The Pennsylvania Magazine [1]” was one of only two American magazines which published during the years of the Revolutionary War, including a June, 1775 [1] issue containing a great coverage of Battle of Bunker Hill and Washington’s appointment as Commander-In-Chief, and ending with the July, 1776 issue which included the Declaration of Independence.

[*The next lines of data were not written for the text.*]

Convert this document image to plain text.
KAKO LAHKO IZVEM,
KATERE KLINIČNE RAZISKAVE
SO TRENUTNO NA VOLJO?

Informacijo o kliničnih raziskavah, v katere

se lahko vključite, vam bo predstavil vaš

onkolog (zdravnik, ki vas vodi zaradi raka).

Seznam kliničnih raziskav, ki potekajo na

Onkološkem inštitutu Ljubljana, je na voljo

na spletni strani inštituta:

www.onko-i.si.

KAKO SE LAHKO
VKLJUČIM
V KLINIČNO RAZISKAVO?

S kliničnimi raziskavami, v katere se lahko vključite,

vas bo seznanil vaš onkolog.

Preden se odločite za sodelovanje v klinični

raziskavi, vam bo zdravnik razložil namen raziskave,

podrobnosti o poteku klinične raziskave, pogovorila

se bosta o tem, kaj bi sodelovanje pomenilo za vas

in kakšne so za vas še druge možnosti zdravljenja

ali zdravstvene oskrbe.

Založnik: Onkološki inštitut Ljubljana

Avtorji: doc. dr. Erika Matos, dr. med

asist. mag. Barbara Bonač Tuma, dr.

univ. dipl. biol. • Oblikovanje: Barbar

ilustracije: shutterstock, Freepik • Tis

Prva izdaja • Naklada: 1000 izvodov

The Pennsylvania Magazine [2]

The Pennsylvania Magazine

For most of its 19 month life, which began in January, 1775, it was edited by the famed Thomas Paine [3], employed by the publisher Robert Aitken. Aitken was often frustrated by Paine’s procrastination in providing material, as mentioned in Isaiah Thomas’ “History of Printing in America”:

“…Aitken contracted with Paine to furnish, monthly, for this work, a certain quantity of original matter; but he often found it difficult to prevail on Paine to comply with his engagement…Aitken went to his lodgings & complained of his neglecting to fulfill his contract…insisted on Paine’s accompanying him & proceeding immediately to business & as the workmen were waiting for copy. He accordingly went home with Aitken & was soon seated at the table with the necessary apparatus, which always included a glass, and a decanter of brandy. Aitken observed, ‘he would never write without that.’ The first glass of brandy set him thinking; Aitken feared the second would disqualify him, or render him intractable; but it only illuminated his intellectual system; and when he had swallowed the third glass, he wrote with great rapidity, intelligence and precision; and his ideas appeared to flow faster than he could commit them to paper. What he penned from the inspiration of the brandy was perfectly fit for the press without any alternation or correction.”